The search for the biocompass has extended to even smaller scales, too. In 1978, the German biophysicist Klaus Schulten proposed that birds’ innate sense of direction was chemical in nature. According to his theory, incoming light would hit some sort of sensory mechanism, which Schulten hadn’t yet pinpointed, and induce a transfer of electrons, triggering the creation of a radical pair—two molecules, each with an extra electron. The electrons, though slightly separated, would spin in synchrony. As the bird moved through the magnetic field, the orientation of the spinning electrons would be modulated, providing the animal with feedback about its direction. For the next twenty years, it remained unclear which molecules could be responsible for such a reaction. Then, in 2000, Schulten suggested an answer—cryptochromes, a newly discovered class of proteins that respond to blue light. Cryptochromes have since been found in the retinas of monarch butterflies, fruit flies, frogs, birds, and even humans. They are the only candidate so far with the right properties to satisfy Schulten’s theory. But the weakest magnetic field that affects cryptochromes in the laboratory is still twenty times stronger than Earth’s magnetic field. Peter Hore, a chemist at Oxford University, told me that establishing cryptochromes as the biocompass will require at least another five years of research.
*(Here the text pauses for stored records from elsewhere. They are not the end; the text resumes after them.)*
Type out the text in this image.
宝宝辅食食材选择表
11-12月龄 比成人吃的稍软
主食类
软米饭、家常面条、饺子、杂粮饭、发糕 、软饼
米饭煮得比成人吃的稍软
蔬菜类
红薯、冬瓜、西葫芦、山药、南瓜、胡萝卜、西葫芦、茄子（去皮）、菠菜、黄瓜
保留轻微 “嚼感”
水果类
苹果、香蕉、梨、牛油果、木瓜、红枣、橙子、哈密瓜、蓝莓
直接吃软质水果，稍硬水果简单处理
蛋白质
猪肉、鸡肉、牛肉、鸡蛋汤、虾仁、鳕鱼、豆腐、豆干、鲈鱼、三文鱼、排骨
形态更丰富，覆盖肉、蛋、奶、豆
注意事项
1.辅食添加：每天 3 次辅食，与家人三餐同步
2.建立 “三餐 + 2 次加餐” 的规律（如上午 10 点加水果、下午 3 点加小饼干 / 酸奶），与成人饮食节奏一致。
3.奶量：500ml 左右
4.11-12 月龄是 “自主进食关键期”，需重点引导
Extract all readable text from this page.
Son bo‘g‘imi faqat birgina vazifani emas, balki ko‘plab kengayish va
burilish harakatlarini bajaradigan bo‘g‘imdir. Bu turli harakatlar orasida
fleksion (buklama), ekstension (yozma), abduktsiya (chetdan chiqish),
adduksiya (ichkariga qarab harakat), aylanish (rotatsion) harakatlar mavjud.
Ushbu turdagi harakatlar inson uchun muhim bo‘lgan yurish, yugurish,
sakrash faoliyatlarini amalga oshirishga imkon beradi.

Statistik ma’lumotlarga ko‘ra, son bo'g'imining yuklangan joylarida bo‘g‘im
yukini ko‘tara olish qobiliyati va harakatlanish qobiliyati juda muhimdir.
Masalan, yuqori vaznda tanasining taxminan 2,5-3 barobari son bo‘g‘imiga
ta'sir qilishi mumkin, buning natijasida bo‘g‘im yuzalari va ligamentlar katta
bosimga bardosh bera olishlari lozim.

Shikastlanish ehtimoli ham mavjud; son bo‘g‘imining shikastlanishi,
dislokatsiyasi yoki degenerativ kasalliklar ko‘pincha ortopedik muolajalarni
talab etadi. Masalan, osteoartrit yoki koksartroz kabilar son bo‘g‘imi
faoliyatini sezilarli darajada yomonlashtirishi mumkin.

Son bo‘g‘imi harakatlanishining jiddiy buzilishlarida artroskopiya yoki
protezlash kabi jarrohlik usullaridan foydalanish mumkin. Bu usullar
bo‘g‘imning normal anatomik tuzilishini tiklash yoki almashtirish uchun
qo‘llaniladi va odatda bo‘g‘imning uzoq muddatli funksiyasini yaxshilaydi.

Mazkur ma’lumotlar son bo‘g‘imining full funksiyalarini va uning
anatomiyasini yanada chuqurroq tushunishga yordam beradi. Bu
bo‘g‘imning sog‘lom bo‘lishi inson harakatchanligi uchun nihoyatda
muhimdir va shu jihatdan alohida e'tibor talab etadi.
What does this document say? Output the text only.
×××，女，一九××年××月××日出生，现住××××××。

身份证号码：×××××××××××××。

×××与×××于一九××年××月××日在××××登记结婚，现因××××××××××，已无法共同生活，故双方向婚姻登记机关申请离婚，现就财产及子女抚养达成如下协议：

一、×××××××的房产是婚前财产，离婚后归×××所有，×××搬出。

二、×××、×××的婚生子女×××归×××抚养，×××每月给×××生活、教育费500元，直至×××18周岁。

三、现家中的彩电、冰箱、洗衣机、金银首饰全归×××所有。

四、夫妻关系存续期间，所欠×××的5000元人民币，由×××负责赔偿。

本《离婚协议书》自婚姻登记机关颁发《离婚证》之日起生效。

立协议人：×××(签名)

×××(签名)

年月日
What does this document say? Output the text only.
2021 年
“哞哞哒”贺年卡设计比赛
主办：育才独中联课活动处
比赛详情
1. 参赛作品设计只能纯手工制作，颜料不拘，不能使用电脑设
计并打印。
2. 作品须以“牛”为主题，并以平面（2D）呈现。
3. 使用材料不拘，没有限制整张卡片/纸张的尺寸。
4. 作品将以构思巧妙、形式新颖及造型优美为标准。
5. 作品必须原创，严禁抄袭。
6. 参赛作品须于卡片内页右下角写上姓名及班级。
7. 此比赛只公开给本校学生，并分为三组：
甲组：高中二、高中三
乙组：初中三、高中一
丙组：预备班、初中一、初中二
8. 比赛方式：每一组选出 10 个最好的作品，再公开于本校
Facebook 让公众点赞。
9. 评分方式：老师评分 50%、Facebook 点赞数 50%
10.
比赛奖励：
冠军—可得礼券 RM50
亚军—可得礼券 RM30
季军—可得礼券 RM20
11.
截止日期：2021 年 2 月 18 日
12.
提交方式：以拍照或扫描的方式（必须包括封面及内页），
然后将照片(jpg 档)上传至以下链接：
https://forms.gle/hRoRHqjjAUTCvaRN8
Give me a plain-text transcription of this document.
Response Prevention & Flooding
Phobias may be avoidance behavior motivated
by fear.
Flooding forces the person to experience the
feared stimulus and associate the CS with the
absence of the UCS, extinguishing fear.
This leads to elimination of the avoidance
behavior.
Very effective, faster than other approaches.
At the conference, the magnetite and cryptochrome researchers made up distinct camps, each one quick to point out the opposing theory’s deficiencies. One person stood alone: Xie Can, a biophysicist at Peking University. Xie spent six years developing a kind of unified model of magnetic animal navigation. Last year, he published a paper in Nature Materials describing a protein complex that he dubbed MagR, which consists of iron crystals enveloped in a double helix of cryptochrome—the two main theories rolled into one. Xie has yet to win over other researchers, some of whom believe that his findings are the result of iron oxide contaminating his lab experiments. (Keays has said that he will eat his hat if MagR is proved to be the real magnetoreceptor.) But at the end of the conference, with one mystery of animal navigation after another left unanswered, Xie told me that he felt more confident than ever of his and his colleagues’ model. “If we are right, we can explain everything,” he said. Michael Walker, a biologist at the University of Auckland, was more circumspect. If history is any indication, he said, many of the current hypotheses about how the biocompass works will turn out to be wrong.